Among additional demands, petitioners want the EPA to force Iowa officials to do the following:
- Create a communication plan to specify how information and responsibilities will be shared among state agencies, local governments, and any other entities acting on the response to the petition.
- Identify each residence obtaining drinking water from a private well in the region and provide immediate notice and instruction to residents.
- Create and implement a plan for drinking water sample analysis for all residents that request it.
- Offer alternate drinking water at no cost to residents for each residence where water tests show an exceedance of the maximum contaminant level (MCL) for nitrate in the private well.
- Maintain and regularly publish records that allow the public to understand the scope and severity of nitrate contamination in the karst region and measure progress in implementing the response plan.
- Provide quarterly progress reports to EPA.

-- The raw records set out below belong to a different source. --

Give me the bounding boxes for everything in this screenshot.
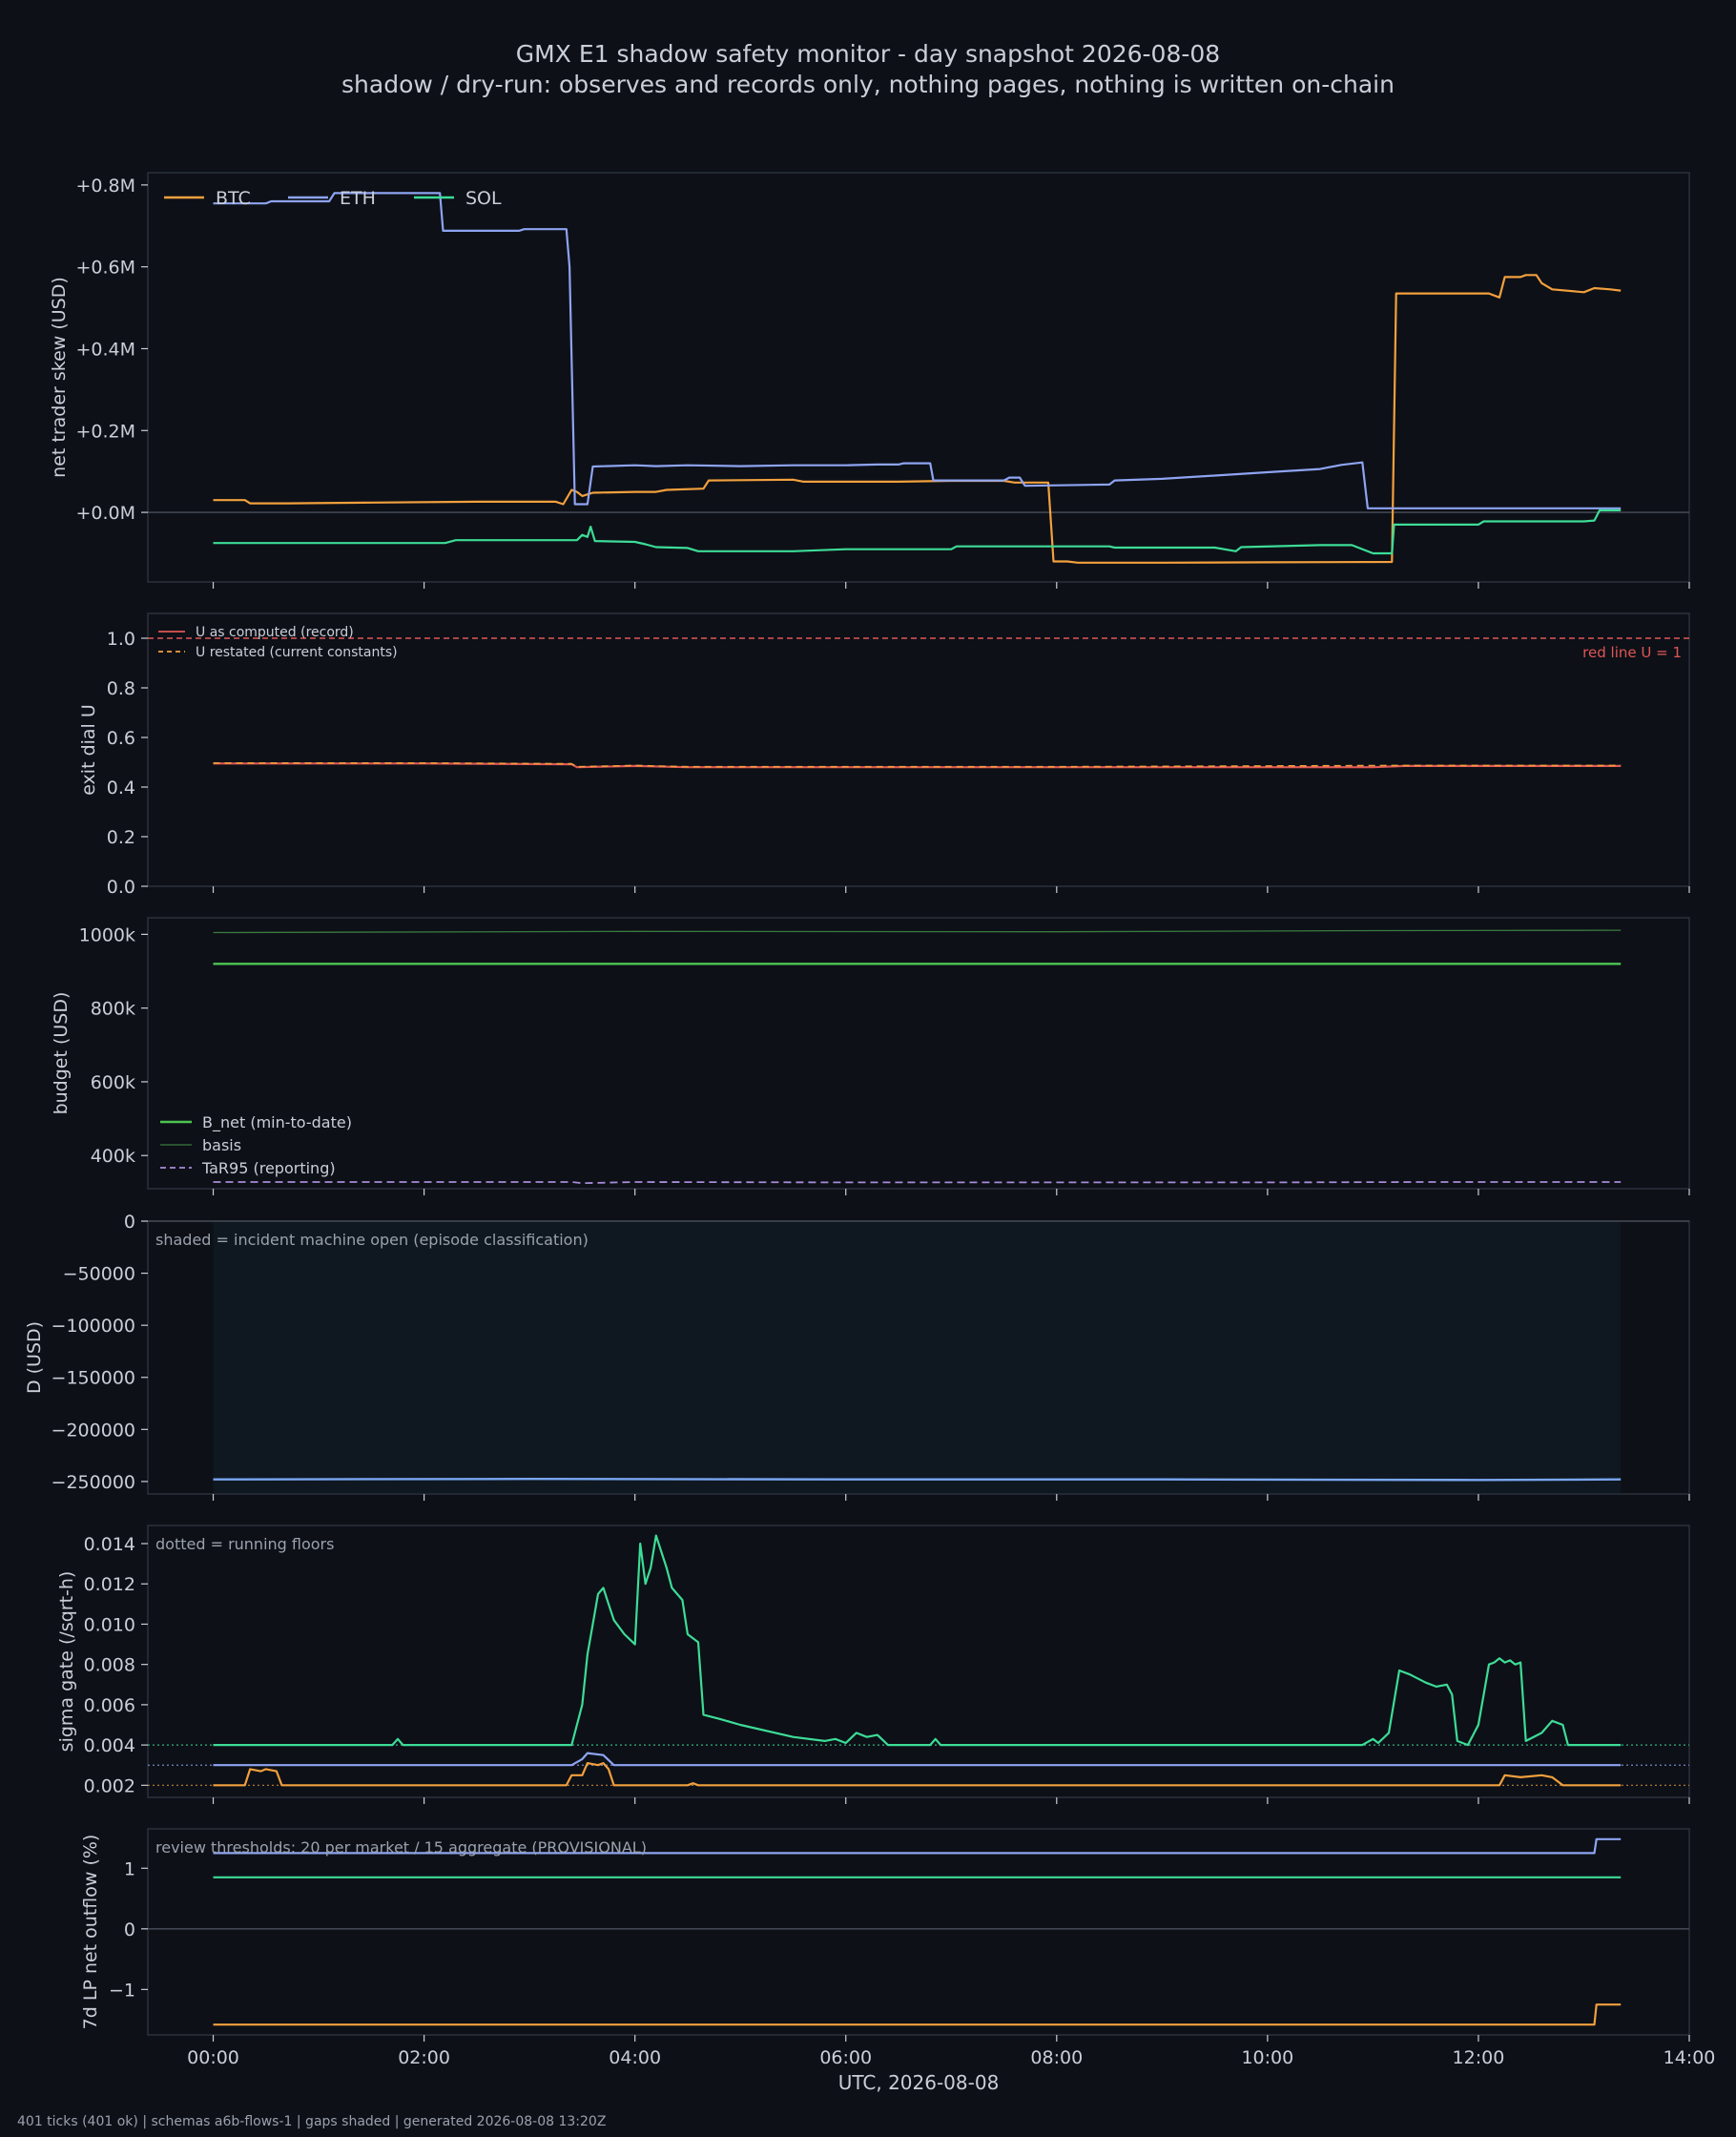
panel-sigma-gate: 0.002 0.004 0.006 0.008 0.010 0.012 0.014 sigma…	[56, 1525, 1690, 1804]
y-tick-label: 0.008	[84, 1655, 135, 1676]
y-tick-label: −1	[109, 1980, 135, 2001]
y-axis-label: 7d LP net outflow (%)	[80, 1835, 101, 2030]
panel-annotation: shaded = incident machine open (episode …	[155, 1231, 589, 1249]
series-line-eth	[213, 1837, 1622, 1855]
x-tick-label: 04:00	[609, 2047, 661, 2068]
series-line-eth	[213, 1752, 1622, 1767]
y-tick-label: 0.2	[107, 827, 135, 848]
series-line-basis	[213, 929, 1622, 934]
legend-label: basis	[202, 1136, 241, 1154]
y-tick-label: −250000	[52, 1472, 135, 1493]
legend-label: BTC	[216, 188, 251, 209]
legend-label: TaR95 (reporting)	[201, 1159, 336, 1177]
panel-skew: +0.0M +0.2M +0.4M +0.6M +0.8M net trader skew…	[49, 172, 1690, 589]
x-tick-label: 08:00	[1030, 2047, 1083, 2068]
series-line-sol	[213, 508, 1622, 555]
status-footer: 401 ticks (401 ok) | schemas a6b-flows-1…	[17, 2114, 607, 2129]
y-tick-label: 0.004	[84, 1735, 135, 1756]
series-line-btc	[213, 274, 1622, 564]
legend-label: U as computed (record)	[196, 625, 354, 640]
panel-exit-dial: 0.0 0.2 0.4 0.6 0.8 1.0 exit dial U red line U …	[78, 612, 1690, 898]
panel-frame	[147, 917, 1690, 1190]
y-axis-label: sigma gate (/sqrt-h)	[56, 1571, 77, 1753]
x-axis-label: UTC, 2026-08-08	[838, 2071, 1000, 2094]
y-tick-label: −50000	[63, 1264, 135, 1285]
y-tick-label: 400k	[91, 1146, 135, 1167]
y-tick-label: 0.8	[107, 678, 135, 699]
y-tick-label: 0.4	[107, 778, 135, 799]
series-line-eth	[213, 192, 1622, 509]
y-tick-label: 1.0	[107, 629, 135, 650]
panel-annotation: review thresholds: 20 per market / 15 ag…	[155, 1838, 647, 1857]
chart-title: GMX E1 shadow safety monitor - day snaps…	[515, 40, 1221, 68]
x-tick-label: 06:00	[819, 2047, 872, 2068]
legend-label: B_net (min-to-date)	[202, 1113, 352, 1132]
y-tick-label: 0.6	[107, 728, 135, 749]
y-tick-label: +0.6M	[75, 258, 135, 279]
y-tick-label: −150000	[52, 1368, 135, 1389]
y-tick-label: 0.002	[84, 1775, 135, 1796]
x-tick-label: 12:00	[1453, 2047, 1505, 2068]
panel-lp-outflow: −1 0 1 7d LP net outflow (%) review threshol…	[80, 1828, 1716, 2094]
y-tick-label: 0.012	[84, 1574, 135, 1595]
x-tick-label: 00:00	[187, 2047, 239, 2068]
x-tick-label: 10:00	[1241, 2047, 1293, 2068]
series-line-u-restated-current-constants-	[213, 761, 1622, 768]
y-tick-label: +0.8M	[75, 176, 135, 197]
y-tick-label: 0	[124, 1919, 135, 1940]
y-tick-label: −100000	[52, 1316, 135, 1337]
legend-label: SOL	[465, 188, 502, 209]
panel-D: −250000 −200000 −150000 −100000 −50000 0 D (US…	[24, 1212, 1690, 1501]
panel-frame	[147, 1828, 1690, 2036]
y-axis-label: net trader skew (USD)	[49, 277, 70, 478]
series-line-sol	[213, 1534, 1622, 1747]
red-line-label: red line U = 1	[1582, 644, 1682, 661]
x-tick-label: 14:00	[1664, 2047, 1716, 2068]
y-tick-label: +0.2M	[75, 421, 135, 442]
y-tick-label: 600k	[91, 1072, 135, 1093]
y-tick-label: 0.006	[84, 1695, 135, 1716]
y-tick-label: 0	[124, 1212, 135, 1233]
y-tick-label: 0.0	[107, 877, 135, 898]
legend-label: ETH	[340, 188, 376, 209]
legend-label: U restated (current constants)	[196, 645, 398, 660]
y-tick-label: 1	[124, 1858, 135, 1879]
series-line-btc	[213, 1761, 1622, 1787]
y-tick-label: 0.014	[84, 1534, 135, 1555]
y-tick-label: +0.4M	[75, 339, 135, 360]
series-line-tar95-reporting-	[213, 1181, 1622, 1185]
panel-frame	[147, 612, 1690, 887]
y-axis-label: D (USD)	[24, 1321, 45, 1394]
panel-frame	[147, 1525, 1690, 1798]
y-axis-label: exit dial U	[78, 704, 99, 796]
panel-frame	[147, 172, 1690, 583]
series-line-btc	[213, 2003, 1622, 2026]
y-tick-label: 0.010	[84, 1614, 135, 1635]
y-tick-label: 1000k	[79, 924, 135, 945]
series-line-d	[213, 1477, 1622, 1482]
panel-annotation: dotted = running floors	[155, 1535, 334, 1553]
y-tick-label: +0.0M	[75, 503, 135, 524]
panel-budget: 400k 600k 800k 1000k budget (USD) B_net (min-…	[51, 917, 1690, 1195]
y-tick-label: −200000	[52, 1420, 135, 1441]
chart-subtitle: shadow / dry-run: observes and records o…	[341, 71, 1395, 98]
incident-shading	[213, 1222, 1622, 1493]
y-axis-label: budget (USD)	[51, 992, 72, 1115]
y-tick-label: 800k	[91, 999, 135, 1020]
x-tick-label: 02:00	[398, 2047, 450, 2068]
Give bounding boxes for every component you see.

“We need EPA intervention to protect Iowans from ongoing pollution,” Josh Mandelbaum, senior attorney for the Environmental Law & Policy Center said in a press release. “No Iowan should have to worry that their drinking water is contaminated with agricultural pollution, but the state’s new rules do not even begin to fix the problem.”
Late last year, the EPA ordered Minnesota state officials to address “imminent and substantial endangerment to the health” of thousands of residents there who are being exposed to high levels of nitrate contamination in their drinking water.